In situations such as the preceding one where a scatter plot is overwhelmed by the volume of points, transparency can help to visualize the structure of the data. Since translucent points that overlap will be more opaque, and areas with fewer points will be more transparent, a scatter plot with semi-transparent points can show the density of the data much better than solid points can.

We can set the alpha transparency of points plotted on an Incanter chart with the `c/set-alpha`

function. It accepts two arguments: the chart and a number between zero and one. One signifies fully opaque and zero fully transparent.
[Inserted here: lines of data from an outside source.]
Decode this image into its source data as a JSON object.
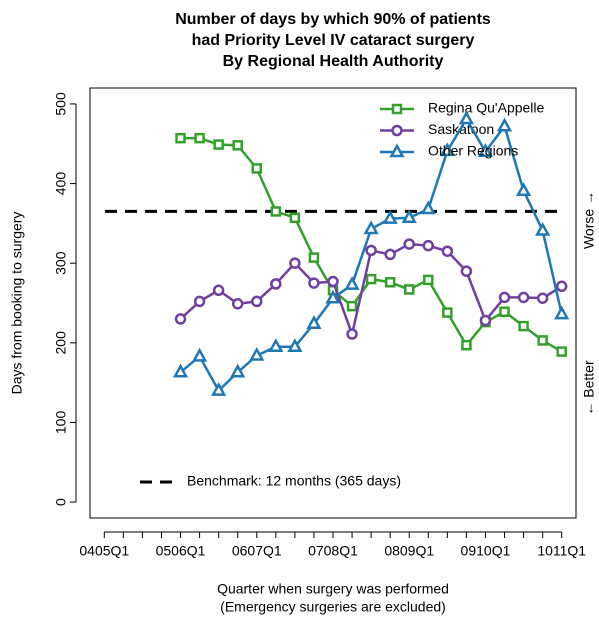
{
  "chart_data": {
    "type": "line",
    "title": [
      "Number of days by which 90% of patients",
      "had Priority Level IV cataract surgery",
      "By Regional Health Authority"
    ],
    "xlabel": [
      "Quarter when surgery was performed",
      "(Emergency surgeries are excluded)"
    ],
    "ylabel": "Days from booking to surgery",
    "right_labels": {
      "top": "Worse →",
      "bottom": "← Better"
    },
    "categories": [
      "0405Q1",
      null,
      null,
      null,
      "0506Q1",
      null,
      null,
      null,
      "0607Q1",
      null,
      null,
      null,
      "0708Q1",
      null,
      null,
      null,
      "0809Q1",
      null,
      null,
      null,
      "0910Q1",
      null,
      null,
      null,
      "1011Q1"
    ],
    "series": [
      {
        "name": "Regina Qu'Appelle",
        "color": "#33a02c",
        "marker": "square",
        "values": [
          null,
          null,
          null,
          null,
          457,
          457,
          449,
          448,
          419,
          365,
          357,
          307,
          266,
          246,
          280,
          276,
          267,
          279,
          238,
          197,
          226,
          239,
          221,
          203,
          189
        ]
      },
      {
        "name": "Saskatoon",
        "color": "#7040a0",
        "marker": "circle",
        "values": [
          null,
          null,
          null,
          null,
          230,
          252,
          266,
          249,
          252,
          274,
          300,
          275,
          277,
          211,
          316,
          311,
          324,
          322,
          315,
          290,
          228,
          257,
          257,
          256,
          271
        ]
      },
      {
        "name": "Other Regions",
        "color": "#1f78b4",
        "marker": "triangle",
        "values": [
          null,
          null,
          null,
          null,
          163,
          183,
          140,
          163,
          184,
          195,
          195,
          224,
          256,
          273,
          343,
          356,
          357,
          368,
          441,
          481,
          440,
          472,
          391,
          341,
          236
        ]
      }
    ],
    "benchmark": {
      "value": 365,
      "label": "Benchmark: 12 months (365 days)"
    },
    "ylim": [
      -20,
      520
    ],
    "yticks": [
      0,
      100,
      200,
      300,
      400,
      500
    ],
    "legend": "top-right",
    "grid": false
  }
}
(defn ex-1-35 [] (let [data (-> (load-data :ru-victors) (s/sample :size 10000))] (-> (c/scatter-plot (i/$ :turnout data) (i/$ :victors-share data) :x-label "Turnout" :y-label "Victor Share") (c/set-alpha 0.05) (i/view))))

The preceding example generates the following chart:

The preceding scatter plot shows the general tendency of the victor's share and the turnout to vary together. We can see a correlation between the two values, and a "hot spot" in the top right corner of the chart corresponding to close to 100-percent turnout and 100-percent votes for the winning party. This in particular is the sign that the researchers at the Medial University of Vienna have highlighted as being the signature of electoral fraud. It's evident in the results of other disputed elections around the world, such as those of the 2011 Ugandan presidential election, too.

### Tip

The district-level results for many other elections around the world are available at http://www.complex-systems.meduniwien.ac.at/elections/election.html. Visit the site for links to the research paper and to download other datasets on which to practice what you've learned in this chapter about scrubbing and transforming real data.

We'll cover correlation in more detail in Chapter 3, *Correlation*, when we'll learn how to quantify the strength of the relationship between two values and build a predictive model based on it. We'll also revisit this data in Chapter 10, *Visualization* when we implement a custom two-dimensional histogram to visualize the relationship between turnout and the winner's proportion of the vote even more clearly.